2. Juni 2025Lesezeit: 2 Min.
Kommentar von Rainer Nowak

Rainer Nowak ist österreichischer Journalist und Ressortleiter für Wirtschaft und Politik bei der „Kronen Zeitung“. Zuvor war Nowak Chefredakteur, Herausgeber und Geschäftsführer der Tageszeitung „Die Presse“.


Die 100 Tage, die Medien einst neuangetretenen Politikern als Schonfrist schenkten und bei Patzern, Fehlern oder anderen Peinlichkeiten wegsahen, sind ungefähr so state of the art wie Videorecorder, Telefonzellen oder Grüne in Regierungen.
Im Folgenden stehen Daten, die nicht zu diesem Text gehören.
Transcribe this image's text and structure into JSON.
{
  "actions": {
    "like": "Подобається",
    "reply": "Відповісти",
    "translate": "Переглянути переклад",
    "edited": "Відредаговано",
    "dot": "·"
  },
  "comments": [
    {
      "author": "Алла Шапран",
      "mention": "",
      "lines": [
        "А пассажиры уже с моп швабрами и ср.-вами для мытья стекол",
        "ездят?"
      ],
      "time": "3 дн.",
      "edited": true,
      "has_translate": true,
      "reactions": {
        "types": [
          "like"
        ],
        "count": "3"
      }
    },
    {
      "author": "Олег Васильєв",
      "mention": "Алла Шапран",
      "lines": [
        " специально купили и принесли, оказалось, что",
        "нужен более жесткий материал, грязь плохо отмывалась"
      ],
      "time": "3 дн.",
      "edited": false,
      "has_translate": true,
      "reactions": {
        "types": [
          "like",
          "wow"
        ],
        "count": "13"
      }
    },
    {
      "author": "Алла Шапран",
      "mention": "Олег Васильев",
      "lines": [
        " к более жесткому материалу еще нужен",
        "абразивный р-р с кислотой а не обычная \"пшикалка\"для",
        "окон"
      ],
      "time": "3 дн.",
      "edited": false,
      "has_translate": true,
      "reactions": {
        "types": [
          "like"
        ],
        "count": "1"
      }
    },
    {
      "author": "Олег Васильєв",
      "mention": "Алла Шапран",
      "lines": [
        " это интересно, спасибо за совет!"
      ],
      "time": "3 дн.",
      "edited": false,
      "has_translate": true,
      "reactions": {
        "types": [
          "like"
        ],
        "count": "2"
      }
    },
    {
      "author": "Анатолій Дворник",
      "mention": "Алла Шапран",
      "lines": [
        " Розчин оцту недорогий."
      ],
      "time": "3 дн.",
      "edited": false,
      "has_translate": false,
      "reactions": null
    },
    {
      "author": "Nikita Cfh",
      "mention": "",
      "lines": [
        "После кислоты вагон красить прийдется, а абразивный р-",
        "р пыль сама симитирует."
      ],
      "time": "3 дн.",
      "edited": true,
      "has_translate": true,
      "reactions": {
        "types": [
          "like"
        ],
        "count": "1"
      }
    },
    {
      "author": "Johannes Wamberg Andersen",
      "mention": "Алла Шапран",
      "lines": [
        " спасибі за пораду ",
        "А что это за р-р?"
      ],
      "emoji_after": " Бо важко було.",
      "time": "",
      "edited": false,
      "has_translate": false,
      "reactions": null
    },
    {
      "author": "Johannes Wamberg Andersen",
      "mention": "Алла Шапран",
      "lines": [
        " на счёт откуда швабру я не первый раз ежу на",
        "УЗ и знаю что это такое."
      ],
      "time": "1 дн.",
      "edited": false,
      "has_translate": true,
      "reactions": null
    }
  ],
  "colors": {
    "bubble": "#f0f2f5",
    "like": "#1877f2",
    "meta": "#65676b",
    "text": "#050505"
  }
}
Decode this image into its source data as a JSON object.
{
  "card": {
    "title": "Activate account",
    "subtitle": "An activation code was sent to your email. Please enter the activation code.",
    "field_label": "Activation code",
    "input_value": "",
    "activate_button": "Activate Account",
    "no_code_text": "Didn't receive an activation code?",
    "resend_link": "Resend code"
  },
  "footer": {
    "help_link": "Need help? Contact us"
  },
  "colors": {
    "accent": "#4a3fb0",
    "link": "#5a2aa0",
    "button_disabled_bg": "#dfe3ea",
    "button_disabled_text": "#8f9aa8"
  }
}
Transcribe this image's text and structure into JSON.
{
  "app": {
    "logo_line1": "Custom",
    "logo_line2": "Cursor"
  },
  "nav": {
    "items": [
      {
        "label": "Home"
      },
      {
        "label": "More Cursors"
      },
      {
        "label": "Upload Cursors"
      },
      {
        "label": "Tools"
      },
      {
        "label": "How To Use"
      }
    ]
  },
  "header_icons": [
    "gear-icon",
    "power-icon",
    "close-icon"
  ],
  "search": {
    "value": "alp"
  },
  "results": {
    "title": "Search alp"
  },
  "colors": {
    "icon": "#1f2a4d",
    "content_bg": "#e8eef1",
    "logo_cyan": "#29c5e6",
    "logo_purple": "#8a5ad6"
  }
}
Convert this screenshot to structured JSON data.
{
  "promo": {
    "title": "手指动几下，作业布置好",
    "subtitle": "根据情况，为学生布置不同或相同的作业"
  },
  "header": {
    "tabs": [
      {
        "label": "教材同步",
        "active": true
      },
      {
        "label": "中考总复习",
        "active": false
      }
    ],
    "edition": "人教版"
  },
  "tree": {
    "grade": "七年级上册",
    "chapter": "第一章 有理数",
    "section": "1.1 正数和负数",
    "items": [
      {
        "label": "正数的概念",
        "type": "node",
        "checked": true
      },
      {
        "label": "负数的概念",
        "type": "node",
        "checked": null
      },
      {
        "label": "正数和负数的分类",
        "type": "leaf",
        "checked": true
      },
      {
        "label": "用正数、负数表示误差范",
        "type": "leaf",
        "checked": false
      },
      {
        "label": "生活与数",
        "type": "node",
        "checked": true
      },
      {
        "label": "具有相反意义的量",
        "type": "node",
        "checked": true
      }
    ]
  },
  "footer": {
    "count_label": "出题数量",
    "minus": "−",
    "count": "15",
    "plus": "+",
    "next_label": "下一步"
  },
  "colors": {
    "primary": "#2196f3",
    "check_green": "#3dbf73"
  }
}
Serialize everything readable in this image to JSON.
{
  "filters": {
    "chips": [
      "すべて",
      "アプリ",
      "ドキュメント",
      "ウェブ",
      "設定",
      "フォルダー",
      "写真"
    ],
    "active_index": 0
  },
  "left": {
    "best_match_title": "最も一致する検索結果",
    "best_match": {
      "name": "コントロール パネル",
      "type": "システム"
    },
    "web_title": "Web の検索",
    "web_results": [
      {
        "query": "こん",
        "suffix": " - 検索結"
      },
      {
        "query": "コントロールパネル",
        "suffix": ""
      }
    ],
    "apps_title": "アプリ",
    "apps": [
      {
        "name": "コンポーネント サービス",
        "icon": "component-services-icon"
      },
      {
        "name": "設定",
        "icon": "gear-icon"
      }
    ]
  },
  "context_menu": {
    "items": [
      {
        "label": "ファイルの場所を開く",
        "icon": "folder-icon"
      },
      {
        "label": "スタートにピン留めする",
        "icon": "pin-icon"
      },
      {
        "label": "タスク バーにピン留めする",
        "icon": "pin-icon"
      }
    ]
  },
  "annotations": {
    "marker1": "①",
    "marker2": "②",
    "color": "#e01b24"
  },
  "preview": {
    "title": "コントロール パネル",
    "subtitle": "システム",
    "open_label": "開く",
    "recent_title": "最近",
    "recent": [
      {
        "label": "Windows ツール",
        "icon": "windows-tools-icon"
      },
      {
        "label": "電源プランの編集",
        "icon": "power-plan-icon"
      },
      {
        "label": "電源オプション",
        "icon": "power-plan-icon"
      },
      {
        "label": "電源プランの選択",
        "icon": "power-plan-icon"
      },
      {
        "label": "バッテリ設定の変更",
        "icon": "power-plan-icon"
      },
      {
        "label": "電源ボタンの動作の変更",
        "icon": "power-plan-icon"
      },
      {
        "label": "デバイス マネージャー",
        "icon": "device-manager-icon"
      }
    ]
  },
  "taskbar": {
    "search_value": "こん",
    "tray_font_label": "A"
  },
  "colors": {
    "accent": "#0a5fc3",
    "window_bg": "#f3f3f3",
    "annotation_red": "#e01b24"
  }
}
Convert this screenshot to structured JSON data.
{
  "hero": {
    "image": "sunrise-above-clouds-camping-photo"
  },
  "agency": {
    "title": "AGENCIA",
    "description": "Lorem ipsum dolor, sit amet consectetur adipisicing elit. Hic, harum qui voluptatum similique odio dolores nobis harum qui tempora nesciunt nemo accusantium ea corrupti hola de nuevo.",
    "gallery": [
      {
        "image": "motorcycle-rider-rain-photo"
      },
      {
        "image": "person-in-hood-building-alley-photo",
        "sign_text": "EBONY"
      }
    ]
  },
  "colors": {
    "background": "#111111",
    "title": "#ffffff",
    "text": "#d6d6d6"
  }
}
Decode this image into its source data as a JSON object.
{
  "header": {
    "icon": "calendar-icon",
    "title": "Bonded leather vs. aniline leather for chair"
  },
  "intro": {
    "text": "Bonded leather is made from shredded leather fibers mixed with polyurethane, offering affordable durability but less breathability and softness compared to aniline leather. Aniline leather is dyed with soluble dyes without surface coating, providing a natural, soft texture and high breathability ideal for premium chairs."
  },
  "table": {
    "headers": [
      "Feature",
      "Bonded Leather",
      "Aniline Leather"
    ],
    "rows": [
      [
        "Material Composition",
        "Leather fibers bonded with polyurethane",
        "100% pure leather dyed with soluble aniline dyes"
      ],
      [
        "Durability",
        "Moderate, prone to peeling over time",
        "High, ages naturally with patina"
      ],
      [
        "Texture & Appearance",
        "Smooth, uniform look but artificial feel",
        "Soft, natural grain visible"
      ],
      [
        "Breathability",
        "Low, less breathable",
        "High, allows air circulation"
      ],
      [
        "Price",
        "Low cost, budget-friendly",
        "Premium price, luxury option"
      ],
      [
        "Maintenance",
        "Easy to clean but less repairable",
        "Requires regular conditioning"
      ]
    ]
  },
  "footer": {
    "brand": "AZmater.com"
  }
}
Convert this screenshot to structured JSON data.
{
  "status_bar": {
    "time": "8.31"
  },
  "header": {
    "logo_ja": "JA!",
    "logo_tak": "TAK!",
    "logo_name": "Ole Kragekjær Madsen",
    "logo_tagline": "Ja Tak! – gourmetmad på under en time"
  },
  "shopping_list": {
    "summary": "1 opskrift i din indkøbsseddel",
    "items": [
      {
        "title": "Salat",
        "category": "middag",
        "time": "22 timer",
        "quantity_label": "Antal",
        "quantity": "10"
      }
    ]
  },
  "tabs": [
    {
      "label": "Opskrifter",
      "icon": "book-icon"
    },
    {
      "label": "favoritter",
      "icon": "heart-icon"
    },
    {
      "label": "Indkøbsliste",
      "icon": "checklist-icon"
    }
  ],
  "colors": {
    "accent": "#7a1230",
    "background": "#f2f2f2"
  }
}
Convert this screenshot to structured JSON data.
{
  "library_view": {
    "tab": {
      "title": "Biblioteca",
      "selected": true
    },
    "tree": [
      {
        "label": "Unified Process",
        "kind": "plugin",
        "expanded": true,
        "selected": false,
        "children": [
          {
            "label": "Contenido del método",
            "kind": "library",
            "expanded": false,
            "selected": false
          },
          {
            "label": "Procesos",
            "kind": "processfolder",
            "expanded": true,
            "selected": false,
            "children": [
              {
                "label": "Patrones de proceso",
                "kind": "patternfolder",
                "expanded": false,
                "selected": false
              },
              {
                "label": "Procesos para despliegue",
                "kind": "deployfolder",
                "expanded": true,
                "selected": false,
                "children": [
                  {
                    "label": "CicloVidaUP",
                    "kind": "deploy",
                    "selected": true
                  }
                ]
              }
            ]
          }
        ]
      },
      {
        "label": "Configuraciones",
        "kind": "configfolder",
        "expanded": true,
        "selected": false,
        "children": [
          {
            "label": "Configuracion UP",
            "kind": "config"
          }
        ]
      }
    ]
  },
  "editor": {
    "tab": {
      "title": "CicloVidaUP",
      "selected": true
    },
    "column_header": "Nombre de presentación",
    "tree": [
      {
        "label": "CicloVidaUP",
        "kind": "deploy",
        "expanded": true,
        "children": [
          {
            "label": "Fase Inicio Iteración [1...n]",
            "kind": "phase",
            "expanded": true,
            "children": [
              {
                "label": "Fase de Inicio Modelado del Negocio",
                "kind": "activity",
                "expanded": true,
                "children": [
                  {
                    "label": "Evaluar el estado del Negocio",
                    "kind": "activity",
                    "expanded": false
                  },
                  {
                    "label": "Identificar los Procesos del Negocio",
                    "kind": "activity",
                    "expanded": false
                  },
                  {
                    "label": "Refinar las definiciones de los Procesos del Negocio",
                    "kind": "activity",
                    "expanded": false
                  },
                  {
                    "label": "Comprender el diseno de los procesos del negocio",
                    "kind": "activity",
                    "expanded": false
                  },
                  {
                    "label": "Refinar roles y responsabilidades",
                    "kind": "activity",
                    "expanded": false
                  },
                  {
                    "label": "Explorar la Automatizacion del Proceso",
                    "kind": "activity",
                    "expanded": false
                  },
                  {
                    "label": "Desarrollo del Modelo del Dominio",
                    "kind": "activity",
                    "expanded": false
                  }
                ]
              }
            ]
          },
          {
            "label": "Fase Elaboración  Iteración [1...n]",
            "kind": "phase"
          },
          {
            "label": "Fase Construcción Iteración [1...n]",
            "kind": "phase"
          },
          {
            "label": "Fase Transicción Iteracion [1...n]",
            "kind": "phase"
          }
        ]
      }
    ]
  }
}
Braucht kein Mensch mehr.

Nichtsdestotrotz legt die milde Beurteilung des Kabinetts Stocker 1 den Verdacht nahe, es könnte sie wieder geben, die 100-Tage-Schonfrist. Aber das stimmt natürlich nicht wie Audist Sepp Schellhorn mittlerweile weiß. Die aktuelle Regierung agierte bisher nur unauffällig und dabei erstaunlich fehlerfrei. Das Sparpaket hatte den großen Vorteil, dass es eigentlich von FPÖ und ÖVP in deren Regierungsverhandlungen geschnürt und dann vom SPÖ-Finanzminister mit ideologischer Todesverachtung auf den Weg gebracht wurde. Laut Umfragen ist die Begeisterung in der Bevölkerung über die Bitterschokolade-Zuckerlkoalition zwar überschaubar, aber nicht wenige professionelle Beobachter erfreuen sich nicht daran, wer regiert. Sondern wer nicht regiert, also Herbert Kickl. Der macht das, was er am besten kann: warten.

Der Halbwertszeit der österreichischen Innenpolitik folgend, dürfte es mit der Harmonie in der Regierung und in den drei Parteien spätestens im Herbst wieder vorbei sein. Denn spätestens dann kommen Defizitverfahren plus weitere (dann aber echte) Sparmaßnahmen. Die SPÖ hat den Kampf um neue Vermögensteuern nur ausgesetzt, nicht eingestellt. Vor allem droht sich dann langsam, aber sicher ein echtes Mondfenster zu schließen: Jetzt wäre eine große Bereitschaft in der Bevölkerung, aber auch in so manchen bisher starren Institutionen, sich zu bewegen, Verzicht zu üben und die Rahmenbedingungen für Wirtschaft, Industrie und Leistungsträger zu verbessern.

Der Begriff „Reform“ klingt hohl, aber Deutschland und Angela Merkel hätten ohne jene Gerhard Schröders keine so guten Jahre gehabt. In Österreich gilt das für das Werk Wolfgang Schüssels. Übrigens: Christian Stocker muss nicht noch einmal gewählt werden, sondern kann in viereinhalb Jahren in den verdienten Ruhestand gehen. Bis dahin entscheidet er, ob er wie Schüssel ein Reformer wird. Oder wie Sebastian Kurz ein Reform-Zauderer. Oder anders: Ob er ein Kapitel im kleinen österreichischen Zeitgeschichtsbuch bekommt, oder nur eine freundliche Fußnote wie bei Alexander Schallenberg bleibt.